# Phase estimation algorithm: probability bound of obtaining $m$

Note: Cross-posted on Physics SE.

Hi, I'm studying the quantum phase estimation algorithm from this book: M.A. Nielsen, I.L. Chuang, "Quantum Computation and Quantum Information", Cambridge Univ. Press (2000) [~p. 221].

He defines $$b$$ as the integer in the range $$0$$ to $$2^t-1$$ such that $$\frac{b}{2^t}$$ is the best t bit approximation to $$\varphi$$ (the phase that we want to estimate).
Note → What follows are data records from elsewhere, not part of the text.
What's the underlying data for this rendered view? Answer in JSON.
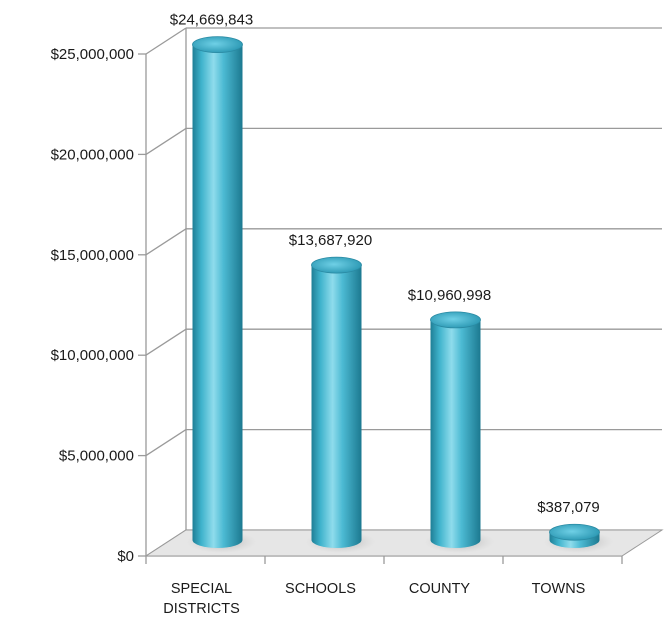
{
  "chart_data": {
    "type": "bar",
    "categories": [
      [
        "SPECIAL",
        "DISTRICTS"
      ],
      [
        "SCHOOLS"
      ],
      [
        "COUNTY"
      ],
      [
        "TOWNS"
      ]
    ],
    "values": [
      24669843,
      13687920,
      10960998,
      387079
    ],
    "data_labels": [
      "$24,669,843",
      "$13,687,920",
      "$10,960,998",
      "$387,079"
    ],
    "y_ticks": [
      0,
      5000000,
      10000000,
      15000000,
      20000000,
      25000000
    ],
    "y_tick_labels": [
      "$0",
      "$5,000,000",
      "$10,000,000",
      "$15,000,000",
      "$20,000,000",
      "$25,000,000"
    ],
    "ylim": [
      0,
      25000000
    ],
    "title": "",
    "xlabel": "",
    "ylabel": "",
    "grid": true,
    "legend": "none",
    "style": "3d-cylinder",
    "colors": {
      "bar_dark": "#1f7f96",
      "bar_mid": "#3fb3cc",
      "bar_light": "#8fdcec",
      "bar_top": "#2e9fba",
      "grid": "#9a9a9a",
      "floor": "#e6e6e6",
      "shadow": "#b8b8b8"
    }
  }
}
From the first part of the circuit we have this state:

$$\frac{1}{2^{t/2}} \sum\limits_{k=0}^{2^t-1} e^{2 \pi i \varphi k}|k\rangle$$

Applying the inverse quantum Fourier transform we have:

$$\frac{1}{2^t} \sum\limits_{k,l=0}^{2^t-1} e^{\frac{-2\pi i k l}{2^t}} e^{2 \pi i \varphi k} |l\rangle$$

Then he define $$\alpha_l$$ as the amplitude of $$|(b+l) \bmod{2^t}\rangle$$

Then we want to bound the probability of obtaining a value of $$m$$ such that $$|m-b|>e$$

$$\sum\limits_{-2^{t-1} < l \le -(e+1)} |\alpha_l|^2 + \sum\limits_{e+1 \le l \le 2^{t-1}} |\alpha_l|^2$$

I understand the end with $$e$$ but not the one with $$2^{t-1}$$

• Thanks, the doubt is correct. I have understood what you say but why not $l \le 2^t -1$ – MementoMori Mar 26 '19 at 8:31

If I'm interpreting your confusion correctly. You're thinking you just need to say $$e+1 \leq l$$ not the $$l \leq 2^{t-1}$$ part. After all there is no such coefficient as $$\alpha_{100000}$$ if $$t$$ is only 3 for example. All that $$2^{t-1}$$ is doing is making sure there are only $$2^t$$ coefficients. That is it is a qudit with $$d=t$$. Is that your confusion?
Change the indexing from 0 to $$2^t$$ as you have already by subtracting $$2^{t-1}$$ so you get $$-2^{t-1}$$ to $$2^{t-1}$$ instead.
l just has to be indexed by a fundamental domain of modulo $$2^{t}$$ so 0 to $$2^t$$ works just as well as $$-2^{t-1}$$ to $$2^{t-1}$$. The answer just looks symmetrical with the second.